Batch sizes, ORT options, and other runtime settings:

await PaddleOCR.create({
  lang: "ch",
  ocrVersion: "PP-OCRv5",
  textDetectionBatchSize: 2,
  textRecognitionBatchSize: 8,
  ortOptions: {
    backend: "wasm",
    wasmPaths: "/assets/"
  }
});

Custom model archive format and validation

The SDK downloads textDetectionModelAsset.url / textRecognitionModelAsset.url over HTTP(S) and parses the body as a plain ustar tar (uncompressed) archive. Ensure that:

Requirement Details
Archive format The response body must be an uncompressed .tar. The implementation does not gunzip .tar.gz; if you pass a gzip-compressed tarball, parsing will typically fail and an error will be thrown.
Required files The tar must contain inference.onnx and inference.yml (they may live in a subdirectory; entries are matched by basename).
model_name inference.yml must define a model_name that matches the textDetectionModelName / textRecognitionModelName you pass to create. This is checked after load during initialization.

If you need to convert Paddle models into the ONNX model files used here, see Obtaining ONNX models. The standard model files produced by that workflow can then be packaged as a .tar following the rules above for use with PaddleOCR.js.

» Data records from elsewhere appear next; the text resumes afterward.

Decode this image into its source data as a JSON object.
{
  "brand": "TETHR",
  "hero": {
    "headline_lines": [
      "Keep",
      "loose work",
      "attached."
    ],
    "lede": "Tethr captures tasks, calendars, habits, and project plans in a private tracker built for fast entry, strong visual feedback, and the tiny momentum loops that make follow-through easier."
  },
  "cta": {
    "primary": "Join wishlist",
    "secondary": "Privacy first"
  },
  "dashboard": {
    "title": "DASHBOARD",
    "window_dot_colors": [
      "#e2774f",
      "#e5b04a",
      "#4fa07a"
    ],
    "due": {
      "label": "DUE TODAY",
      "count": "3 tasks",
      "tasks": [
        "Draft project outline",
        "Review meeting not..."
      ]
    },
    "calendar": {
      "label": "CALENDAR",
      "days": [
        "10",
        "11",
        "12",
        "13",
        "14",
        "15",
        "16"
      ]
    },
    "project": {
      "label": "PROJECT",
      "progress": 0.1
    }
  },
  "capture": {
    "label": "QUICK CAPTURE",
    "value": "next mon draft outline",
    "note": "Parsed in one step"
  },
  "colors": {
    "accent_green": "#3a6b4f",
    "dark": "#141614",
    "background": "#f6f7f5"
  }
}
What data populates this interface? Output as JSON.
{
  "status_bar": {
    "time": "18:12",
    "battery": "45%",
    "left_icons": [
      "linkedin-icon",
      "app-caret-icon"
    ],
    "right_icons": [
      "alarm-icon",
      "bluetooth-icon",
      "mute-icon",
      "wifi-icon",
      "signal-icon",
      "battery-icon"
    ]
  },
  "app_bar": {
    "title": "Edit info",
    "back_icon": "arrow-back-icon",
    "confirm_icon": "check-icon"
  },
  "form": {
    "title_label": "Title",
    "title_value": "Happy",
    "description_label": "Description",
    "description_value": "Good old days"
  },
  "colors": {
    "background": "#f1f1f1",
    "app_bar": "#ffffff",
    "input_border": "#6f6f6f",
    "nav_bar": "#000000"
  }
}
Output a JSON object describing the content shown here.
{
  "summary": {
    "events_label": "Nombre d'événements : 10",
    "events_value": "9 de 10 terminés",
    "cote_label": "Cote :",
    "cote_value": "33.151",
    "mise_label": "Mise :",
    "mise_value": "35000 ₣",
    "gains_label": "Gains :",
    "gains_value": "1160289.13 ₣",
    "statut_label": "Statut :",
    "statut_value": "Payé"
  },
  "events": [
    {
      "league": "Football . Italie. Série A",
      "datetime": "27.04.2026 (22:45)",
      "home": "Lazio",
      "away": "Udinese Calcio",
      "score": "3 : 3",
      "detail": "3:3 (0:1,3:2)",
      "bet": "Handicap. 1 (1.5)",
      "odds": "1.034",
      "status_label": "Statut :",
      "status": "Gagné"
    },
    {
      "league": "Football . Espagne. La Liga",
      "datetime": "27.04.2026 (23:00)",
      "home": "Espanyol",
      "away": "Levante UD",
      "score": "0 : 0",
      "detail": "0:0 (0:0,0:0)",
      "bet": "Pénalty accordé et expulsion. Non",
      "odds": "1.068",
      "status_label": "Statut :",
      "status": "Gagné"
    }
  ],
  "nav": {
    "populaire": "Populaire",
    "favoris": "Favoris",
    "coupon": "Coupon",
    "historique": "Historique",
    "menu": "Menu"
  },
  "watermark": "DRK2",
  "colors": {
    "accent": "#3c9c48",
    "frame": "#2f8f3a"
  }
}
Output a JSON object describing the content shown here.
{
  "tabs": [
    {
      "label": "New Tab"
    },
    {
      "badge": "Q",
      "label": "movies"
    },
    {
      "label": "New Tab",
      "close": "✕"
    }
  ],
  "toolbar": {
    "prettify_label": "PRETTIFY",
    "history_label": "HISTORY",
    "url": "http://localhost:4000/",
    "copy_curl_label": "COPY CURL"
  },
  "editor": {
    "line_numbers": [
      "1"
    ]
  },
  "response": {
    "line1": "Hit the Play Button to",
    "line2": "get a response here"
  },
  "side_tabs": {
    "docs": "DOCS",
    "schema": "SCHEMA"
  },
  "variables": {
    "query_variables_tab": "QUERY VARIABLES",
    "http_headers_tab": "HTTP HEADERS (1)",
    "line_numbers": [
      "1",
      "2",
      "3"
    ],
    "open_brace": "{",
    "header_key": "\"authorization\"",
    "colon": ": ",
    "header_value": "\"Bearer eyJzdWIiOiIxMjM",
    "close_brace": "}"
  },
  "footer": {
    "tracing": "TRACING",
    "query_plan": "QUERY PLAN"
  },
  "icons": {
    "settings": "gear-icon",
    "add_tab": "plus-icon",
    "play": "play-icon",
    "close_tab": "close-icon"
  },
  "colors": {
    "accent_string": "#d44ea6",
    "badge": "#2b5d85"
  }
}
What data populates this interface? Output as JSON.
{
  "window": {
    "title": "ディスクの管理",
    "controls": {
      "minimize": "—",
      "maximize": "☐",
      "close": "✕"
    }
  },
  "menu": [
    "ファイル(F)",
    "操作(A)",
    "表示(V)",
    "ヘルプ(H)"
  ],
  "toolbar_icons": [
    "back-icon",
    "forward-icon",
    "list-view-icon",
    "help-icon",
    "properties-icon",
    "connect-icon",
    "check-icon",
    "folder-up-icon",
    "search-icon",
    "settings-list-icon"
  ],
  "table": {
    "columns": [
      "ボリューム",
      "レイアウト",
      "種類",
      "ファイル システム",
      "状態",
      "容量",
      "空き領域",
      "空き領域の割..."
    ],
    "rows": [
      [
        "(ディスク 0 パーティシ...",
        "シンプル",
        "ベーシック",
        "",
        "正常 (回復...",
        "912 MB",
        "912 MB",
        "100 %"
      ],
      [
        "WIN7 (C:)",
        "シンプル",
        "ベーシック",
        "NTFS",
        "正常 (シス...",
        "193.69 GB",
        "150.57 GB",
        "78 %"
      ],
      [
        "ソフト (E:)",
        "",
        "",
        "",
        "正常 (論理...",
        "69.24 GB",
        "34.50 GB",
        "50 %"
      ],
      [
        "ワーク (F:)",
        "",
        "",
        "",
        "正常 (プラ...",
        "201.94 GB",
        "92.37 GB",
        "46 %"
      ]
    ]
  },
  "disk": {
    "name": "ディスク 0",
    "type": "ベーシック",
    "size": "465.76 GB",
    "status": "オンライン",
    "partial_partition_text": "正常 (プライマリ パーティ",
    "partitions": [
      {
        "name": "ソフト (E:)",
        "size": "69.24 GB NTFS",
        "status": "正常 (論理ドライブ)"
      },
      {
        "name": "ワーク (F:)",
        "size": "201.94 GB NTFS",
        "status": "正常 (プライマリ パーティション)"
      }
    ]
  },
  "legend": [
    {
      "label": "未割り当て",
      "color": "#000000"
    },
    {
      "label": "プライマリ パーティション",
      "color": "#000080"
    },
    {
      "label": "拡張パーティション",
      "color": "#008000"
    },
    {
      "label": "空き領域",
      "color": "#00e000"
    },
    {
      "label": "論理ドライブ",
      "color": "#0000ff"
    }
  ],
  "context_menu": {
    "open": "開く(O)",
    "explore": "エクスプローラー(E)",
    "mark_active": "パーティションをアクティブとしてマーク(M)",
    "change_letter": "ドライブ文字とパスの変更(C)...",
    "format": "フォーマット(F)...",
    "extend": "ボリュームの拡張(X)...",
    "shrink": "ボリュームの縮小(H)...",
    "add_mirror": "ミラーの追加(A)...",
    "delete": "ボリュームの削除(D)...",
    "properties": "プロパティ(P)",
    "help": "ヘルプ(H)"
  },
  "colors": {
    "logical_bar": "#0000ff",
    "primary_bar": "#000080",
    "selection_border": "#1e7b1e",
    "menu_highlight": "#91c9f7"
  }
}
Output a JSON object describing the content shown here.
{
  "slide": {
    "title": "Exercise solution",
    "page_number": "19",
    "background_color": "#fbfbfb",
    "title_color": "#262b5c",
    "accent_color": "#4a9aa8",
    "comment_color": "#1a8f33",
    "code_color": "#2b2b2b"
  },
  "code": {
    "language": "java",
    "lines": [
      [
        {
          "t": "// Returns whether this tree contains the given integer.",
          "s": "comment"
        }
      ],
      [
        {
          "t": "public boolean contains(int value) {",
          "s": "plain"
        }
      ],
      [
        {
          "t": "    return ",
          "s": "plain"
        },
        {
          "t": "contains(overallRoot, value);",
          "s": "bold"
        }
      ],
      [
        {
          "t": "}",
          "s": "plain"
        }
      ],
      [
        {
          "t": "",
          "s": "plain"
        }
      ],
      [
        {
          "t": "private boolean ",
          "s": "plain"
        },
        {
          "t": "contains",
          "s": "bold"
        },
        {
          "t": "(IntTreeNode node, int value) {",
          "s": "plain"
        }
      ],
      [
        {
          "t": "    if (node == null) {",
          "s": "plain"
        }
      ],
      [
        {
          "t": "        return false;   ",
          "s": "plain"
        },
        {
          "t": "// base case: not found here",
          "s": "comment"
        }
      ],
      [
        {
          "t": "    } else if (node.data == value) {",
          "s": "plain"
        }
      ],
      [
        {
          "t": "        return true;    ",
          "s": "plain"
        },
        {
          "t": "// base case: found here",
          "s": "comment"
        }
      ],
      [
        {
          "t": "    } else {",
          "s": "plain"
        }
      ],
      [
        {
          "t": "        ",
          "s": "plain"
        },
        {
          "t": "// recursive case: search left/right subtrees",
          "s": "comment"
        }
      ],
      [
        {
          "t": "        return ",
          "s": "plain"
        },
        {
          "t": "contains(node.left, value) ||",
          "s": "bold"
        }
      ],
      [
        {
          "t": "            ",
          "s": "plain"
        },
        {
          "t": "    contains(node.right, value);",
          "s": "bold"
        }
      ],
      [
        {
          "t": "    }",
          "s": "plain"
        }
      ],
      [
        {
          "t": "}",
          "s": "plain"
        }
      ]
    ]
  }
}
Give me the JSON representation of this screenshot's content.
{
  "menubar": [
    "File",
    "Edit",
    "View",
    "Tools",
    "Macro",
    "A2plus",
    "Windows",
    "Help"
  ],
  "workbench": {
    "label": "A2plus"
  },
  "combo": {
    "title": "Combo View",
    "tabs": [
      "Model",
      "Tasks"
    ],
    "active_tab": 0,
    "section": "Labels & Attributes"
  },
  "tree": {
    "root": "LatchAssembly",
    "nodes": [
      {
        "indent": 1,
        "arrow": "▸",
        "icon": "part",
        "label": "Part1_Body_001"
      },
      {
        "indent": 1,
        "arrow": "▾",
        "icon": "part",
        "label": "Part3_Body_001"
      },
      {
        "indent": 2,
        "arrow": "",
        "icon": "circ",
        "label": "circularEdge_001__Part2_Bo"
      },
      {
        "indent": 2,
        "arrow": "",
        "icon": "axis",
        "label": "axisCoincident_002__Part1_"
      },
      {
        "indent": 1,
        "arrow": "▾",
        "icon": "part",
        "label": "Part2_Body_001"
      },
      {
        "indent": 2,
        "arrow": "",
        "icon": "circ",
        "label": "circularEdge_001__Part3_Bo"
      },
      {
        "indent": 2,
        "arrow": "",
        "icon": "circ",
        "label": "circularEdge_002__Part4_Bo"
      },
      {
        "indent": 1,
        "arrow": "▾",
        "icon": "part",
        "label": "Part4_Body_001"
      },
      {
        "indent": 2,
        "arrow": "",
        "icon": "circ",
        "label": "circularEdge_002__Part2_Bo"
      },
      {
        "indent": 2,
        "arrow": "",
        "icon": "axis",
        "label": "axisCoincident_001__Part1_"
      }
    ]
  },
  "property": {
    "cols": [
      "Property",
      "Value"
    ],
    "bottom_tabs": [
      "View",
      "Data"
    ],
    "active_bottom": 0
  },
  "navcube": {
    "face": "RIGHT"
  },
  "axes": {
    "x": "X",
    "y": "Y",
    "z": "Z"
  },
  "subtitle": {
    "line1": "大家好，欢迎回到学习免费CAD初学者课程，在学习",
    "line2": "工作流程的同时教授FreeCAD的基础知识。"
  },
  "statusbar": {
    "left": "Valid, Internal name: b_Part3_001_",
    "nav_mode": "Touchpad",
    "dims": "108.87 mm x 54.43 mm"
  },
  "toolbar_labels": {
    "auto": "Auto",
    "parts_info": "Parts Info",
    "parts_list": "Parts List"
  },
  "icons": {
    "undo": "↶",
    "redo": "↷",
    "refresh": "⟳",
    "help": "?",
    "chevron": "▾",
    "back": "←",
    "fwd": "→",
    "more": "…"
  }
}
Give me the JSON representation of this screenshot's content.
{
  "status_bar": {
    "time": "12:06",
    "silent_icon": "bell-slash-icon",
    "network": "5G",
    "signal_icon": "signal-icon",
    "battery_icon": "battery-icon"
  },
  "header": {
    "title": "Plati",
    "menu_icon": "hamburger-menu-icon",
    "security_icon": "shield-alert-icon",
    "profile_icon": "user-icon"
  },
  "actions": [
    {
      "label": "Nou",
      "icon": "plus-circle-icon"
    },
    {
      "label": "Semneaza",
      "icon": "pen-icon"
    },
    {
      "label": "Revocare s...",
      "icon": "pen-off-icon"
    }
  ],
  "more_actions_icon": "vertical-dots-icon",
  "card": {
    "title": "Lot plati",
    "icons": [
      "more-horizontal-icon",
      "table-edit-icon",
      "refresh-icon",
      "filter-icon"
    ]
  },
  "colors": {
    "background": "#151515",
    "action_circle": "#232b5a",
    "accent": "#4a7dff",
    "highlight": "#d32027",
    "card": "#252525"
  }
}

If the archive or model files do not meet these rules, initialization typically fails with an Error that describes the problem, for example: non-2xx download, missing inference.onnx / inference.yml in the tar, empty resources, missing or mismatched model_name, incomplete model config, or ONNX load failure. There is no silent fallback.

All selected OCR models must satisfy the model_name rules above.

2. Pipeline config

import { PaddleOCR } from "@paddleocr/paddleocr-js";

const pipelineConfig = `
pipeline_name: OCR
SubModules:
  TextDetection:
    model_name: PP-OCRv5_mobile_det
    batch_size: 2
  TextRecognition:
    model_name: PP-OCRv5_mobile_rec
    batch_size: 6
`;

const ocr = await PaddleOCR.create({ pipelineConfig });

pipelineConfig can be YAML text or a parsed object. In the browser, submodule model_dir must be null or an asset object (e.g. { url: "..." }), not a local filesystem path string. If you want to start from a pipeline configuration exported by PaddleOCR / PaddleX, see the "Exporting Pipeline Configuration Files" section in PaddleOCR and PaddleX; the exported YAML can be used as the basis for pipelineConfig, and any model_dir entries should then be adapted to browser-side asset objects.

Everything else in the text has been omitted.